Bro, I know. Here’s what you do, bro, tell people what you need advice on, bro. They can’t help you otherwise, bro. * FRIENDLY PUNCH *

A super qualified engineer asks :

Dear Patrick,

Do you mind being called “Paddy Pie”? Sorry that was stupid.

I am a graduate student in engineering management, I have a degree in mechanical engineering, I have a lot of debt, and I live with my parents to save $. I am about 30 and I don’t know if I will get the diplomas I will have and will graduate in June. There isn’t much manufacturing in the San Francisco Bay Area either.
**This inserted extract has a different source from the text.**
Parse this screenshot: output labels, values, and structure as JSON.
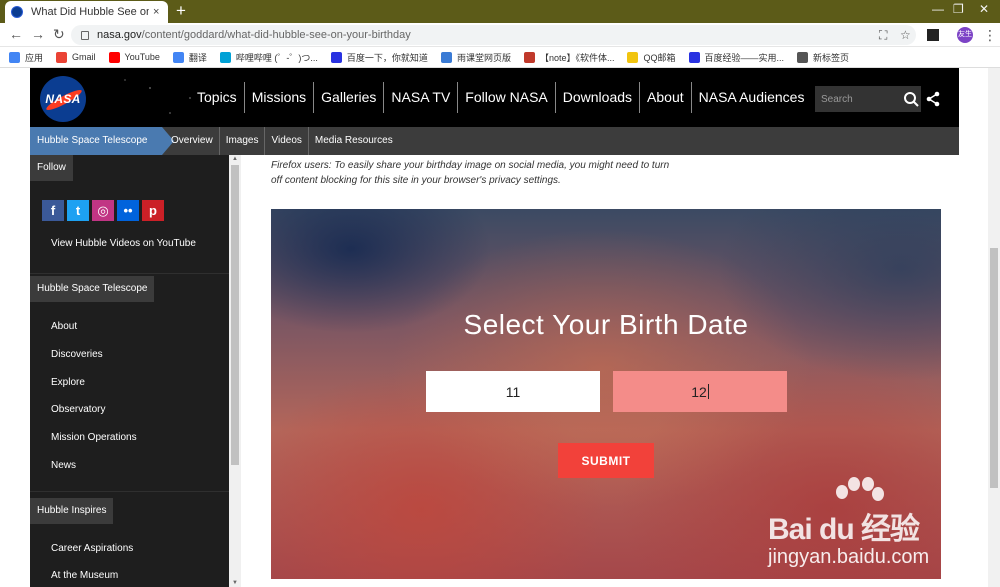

What do you think I should do when I finish my studies? Was I wrong when I entered graduate school for my master’s degree?

Thank you

It was really stupid, but okay, Paddy Cake is in a good mood and will help you anyway. I know several mechanical engineers who work in the aircraft industry and the Department of Defense and they make money. Don’t get me wrong, it won’t be easy and it will take a while to pay off this entire debt, but in this area it is quite possible! Yes, you will succeed with this degree if you don’t give up completely. If you weren’t going to graduate, I’d say graduate school is optional, but great! You can always go back to a teaching career or something else.

You are almost done with your studies. Okay. You live at home to save money. Great. I would say your next step is to find a job. You may have to search outside the Bay Area, but you should be able to find a gig that pays you enough to pay for the roof over your head and feed these loan monsters. There is no school. It’s time to start your real life.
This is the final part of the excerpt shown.